Tony Scott, o diretor do filme, não é conhecido por ser um bom diretor, é sim conhecido por ser capaz de fazer um entretenimento escapista. É isso que esse filme é. Claro que ele tem seus defeitos, mas convenhamos que qualquer filme de Tony Scott é muito melhor que um filme de Michael Bay (Transformers).
Aqui temos a refilmagem de um filme de 1974 e, como manda a lei, foi repaginado para os novos tempos. O resgate pulou de 1 milhão de dólares para 10 (ainda assim, nada absurdo para os dias de hoje e acho que consideraria um resgate justo considerando que o prazo é de apenas uma hora), a negociação não é feita com um policial e sim com um operador, entre outras modificações, mas estou me adiantando.
Vamos lá. Denzel Washington interpreta Walter Garber, um funcionário de alto escalão que por algum motivo foi rebaixado e agora está como operador de uma linha de metrô. Pro seu azar, é justo na área onde está operando que Ryder (John Travolta) decide sequestrar um vagão com os passageiros todos a bordo. Na chegada da polícia, Ryder prefere continuar se comunicando com Garber do que com a polícia. Há algo de identificação entre ele e Garber. Por isso antes ele que um "policial seboso" (Turturro).
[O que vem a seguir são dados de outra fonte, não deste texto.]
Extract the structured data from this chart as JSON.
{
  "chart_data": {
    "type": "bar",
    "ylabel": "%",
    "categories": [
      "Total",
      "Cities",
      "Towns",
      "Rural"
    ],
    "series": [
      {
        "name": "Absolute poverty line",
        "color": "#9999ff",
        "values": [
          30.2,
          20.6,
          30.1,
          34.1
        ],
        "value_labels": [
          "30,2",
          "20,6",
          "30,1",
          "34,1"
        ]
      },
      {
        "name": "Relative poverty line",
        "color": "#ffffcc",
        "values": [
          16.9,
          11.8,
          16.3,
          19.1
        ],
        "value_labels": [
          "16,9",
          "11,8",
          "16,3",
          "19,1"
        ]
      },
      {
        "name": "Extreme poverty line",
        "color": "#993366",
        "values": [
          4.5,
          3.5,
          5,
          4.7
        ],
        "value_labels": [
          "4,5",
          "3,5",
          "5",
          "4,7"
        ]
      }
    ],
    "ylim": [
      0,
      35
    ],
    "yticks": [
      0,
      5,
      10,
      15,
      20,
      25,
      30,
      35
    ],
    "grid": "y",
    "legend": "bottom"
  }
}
No duelo entre os atores, eu fico com Travolta. Nada de errado com Denzel, sempre competente que faz seu papel muito bem. Garber parece ser um cara normal que só quer acertar sua vida. Já Travolta é a ira em pessoa. Ele grita e gesticula, está sempre nervoso e nem ao menos sabemos porquê (pelo menos por boa parte do filme). Além disso, estão otimamente amparados por seus coadjuvantes. Além de Turturro, temos um James Gandolfini (Os Sopranos, e também trabalhou com Scott em Amor à Queima Roupa, com roteiro de Tarantino).
O problema mesmo está no roteiro que não desenvolve seus personagens secundários (na verdade, nem desenvolve suficiente bem os principais). Nem os reféns quanto menos os cúmplices, de forma que não me fez me importar com nenhum deles. Se eles morrem ou vivem, passa a ser secundário para mim, o que cria uma falta de tensão quando escolhem priorizar apenas pelas cenas de ação.
Há também a direção frenética de Scott, que certas vezes faz seus filmes parecerem aqueles desenhos japoneses que causavam ataques epiléticos em quem assistia. Sem contar que está na hora de ele fazer um final mais marcante ao invés desses finais insossos que ele vem usando. Se estiver de muito bom humor, serve como diversão. Com bom humor.

The Taking of Pelham 123. Ano: 2009. Duração: 105 minutos. Com: Denzel Washington, John Travolta, James Gandolfini e John Turturro. Direção: Tony Scott; Roteiro: Brian Helgeland; Música: Harry Gregson-Willians; Fotografia: Tobias A. Schiliessler; Edição: Chris Lebenzon.